En début de mois, après seulement 48 heures, oui SEULEMENT, de tapage médiatique et d’indignation autour de ce qui s’est passé sur le plateau de La Télé d’Ici Vacances, une suspension et deux condamnations, certaines personnes trouvaient que celleux qui continuaient et continuent de réclamer justice sont dans l’EXAGÉRATION !
Intéressant…
Décortiquons cela pour voir où cela va nous mener.
Par définition exagérer c’est :
1- Parler de (quelque chose) en présentant comme plus grand, plus important que dans la réalité.
2- Grossir, accentuer en donnant un caractère (taille, proportion, intensité, etc.) qui dépasse la normale.
Ces personnes estiment que celleux qui continuent de réclamer justice veulent faire paraître cette affaire plus grande, plus importante que ce qu’elle est en réalité.
« C’était une erreur, ces intentions étaient bonnes mais il a juste manqué de professionnalisme. » Disent-elles.
Ces personnes estiment que nous, qui nous indignons toujours, voulons donner à cette affaire un caractère qui dépasse la normale.
« Nous voyons déjà ce genre de chose tout le temps, qu’est-ce qui vous choque ? Vous aviez juste une dent contre le monsieur. » Disent-ils.
Quelle est donc cette « normale » qu’iels estiment que nous dépassons ?
Pour rappel, le lundi 30 août lorsque cette scène macabre se déroulait et que des voix se sont élevés pour gronder tel le tonnerre contre la Nouvelle Chaîne Ivoirienne (NCI), monsieur Yves De M’Bella et son « ex »-violeur d’invité sans oublier madame Emma Lohoues ainsi que le public présent sur le plateau, les mêmes personnes disaient déjà qu’on exagérait !

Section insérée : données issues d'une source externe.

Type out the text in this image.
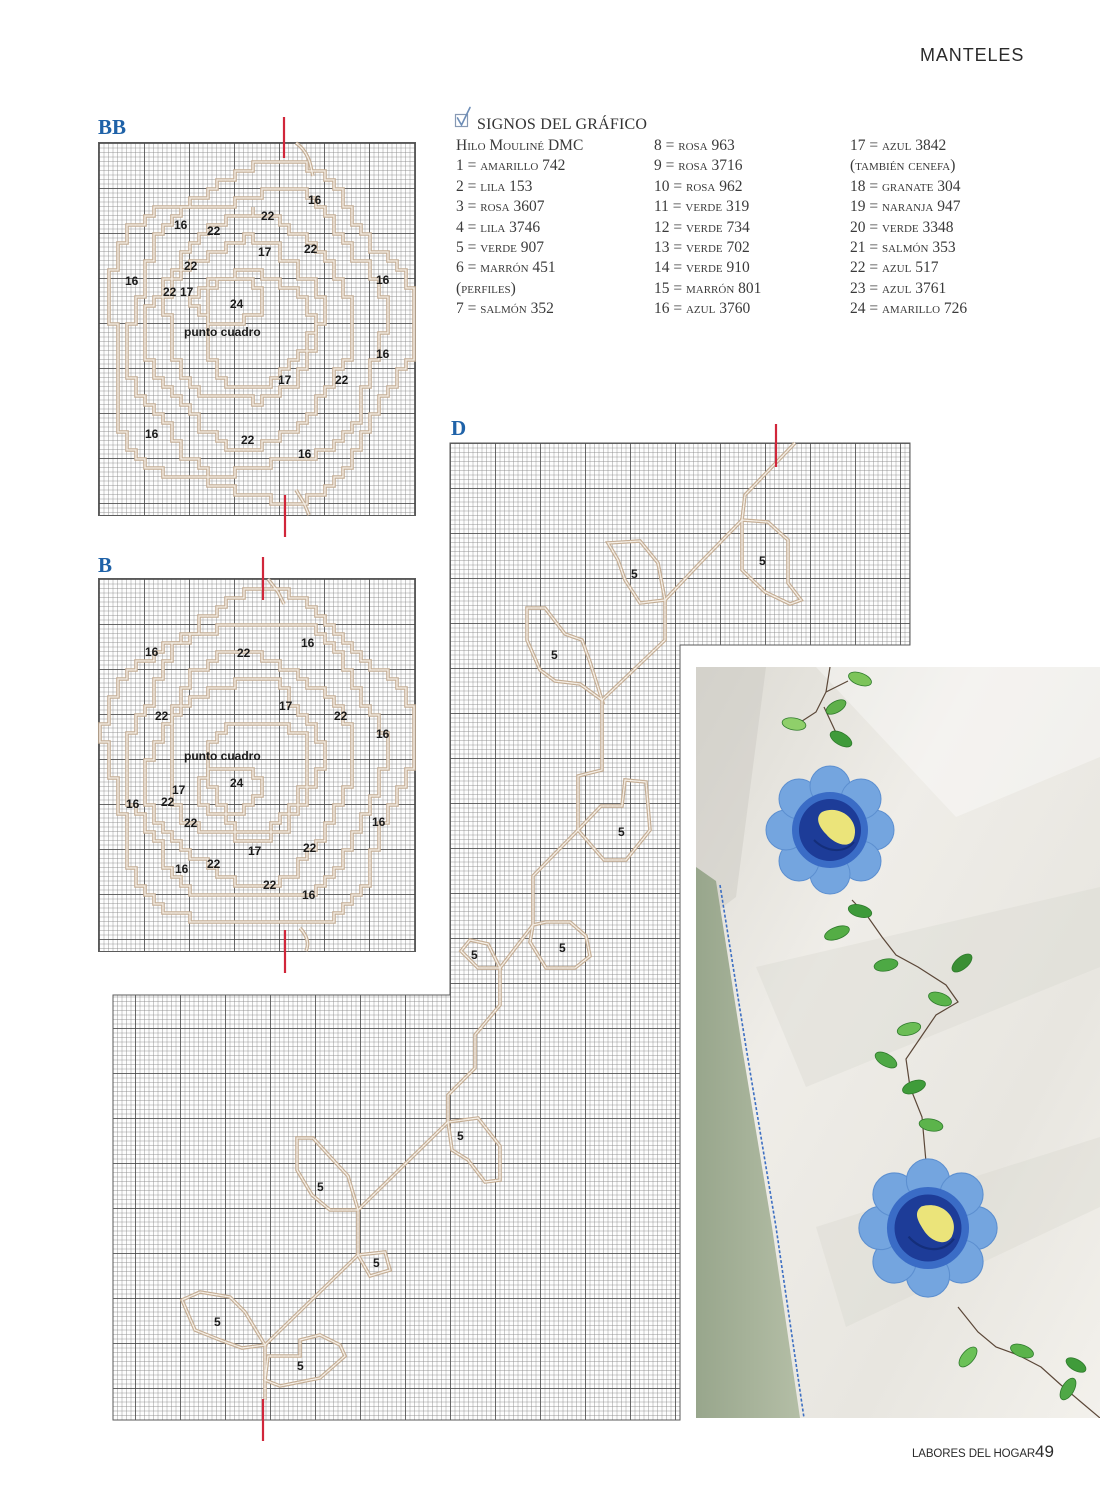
MANTELES
BB
B
D
16
22
16 22
17	22
22
16	16
22 17
24
punto cuadro
16
17	22
16	22
16
16
16	22
17
22	22
16
punto cuadro
24
17
16 22
22	16
17	22
16 22
22
16
5
5
5
5
5
5
5
5
5
5
5
SIGNOS DEL GRÁFICO
Hilo Mouliné DMC
1 = amarillo 742
2 = lila 153
3 = rosa 3607
4 = lila 3746
5 = verde 907
6 = marrón 451
(perfiles)
7 = salmón 352
8 = rosa 963
9 = rosa 3716
10 = rosa 962
11 = verde 319
12 = verde 734
13 = verde 702
14 = verde 910
15 = marrón 801
16 = azul 3760
17 = azul 3842
(también cenefa)
18 = granate 304
19 = naranja 947
20 = verde 3348
21 = salmón 353
22 = azul 517
23 = azul 3761
24 = amarillo 726
LABORES DEL HOGAR 49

Une suppression de la vidéo a été demandé, elles ont dit :
« La NCI a supprimé la vidéo, vous voulez quoi de plus ? »
Des excuses ont été demandé, elles ont dit :
« La NCI s’est excusé, vous voulez quoi de plus ? »
« Yves De M’Bella s’est excusé, vous voulez quoi de plus ? »
D’autres sanctions plus sévères ont été demandé :
« Yves De M’Bella a été suspendu, vous voulez quoi de plus ? »
« L’émission a été arrêté définitivement, vous voulez quoi de plus ? »
« Yves De M’Bella est en garde à vue, vous voulez quoi de plus ? »
« Yves De M’Bella a été condamné, vous voulez quoi de plus ? »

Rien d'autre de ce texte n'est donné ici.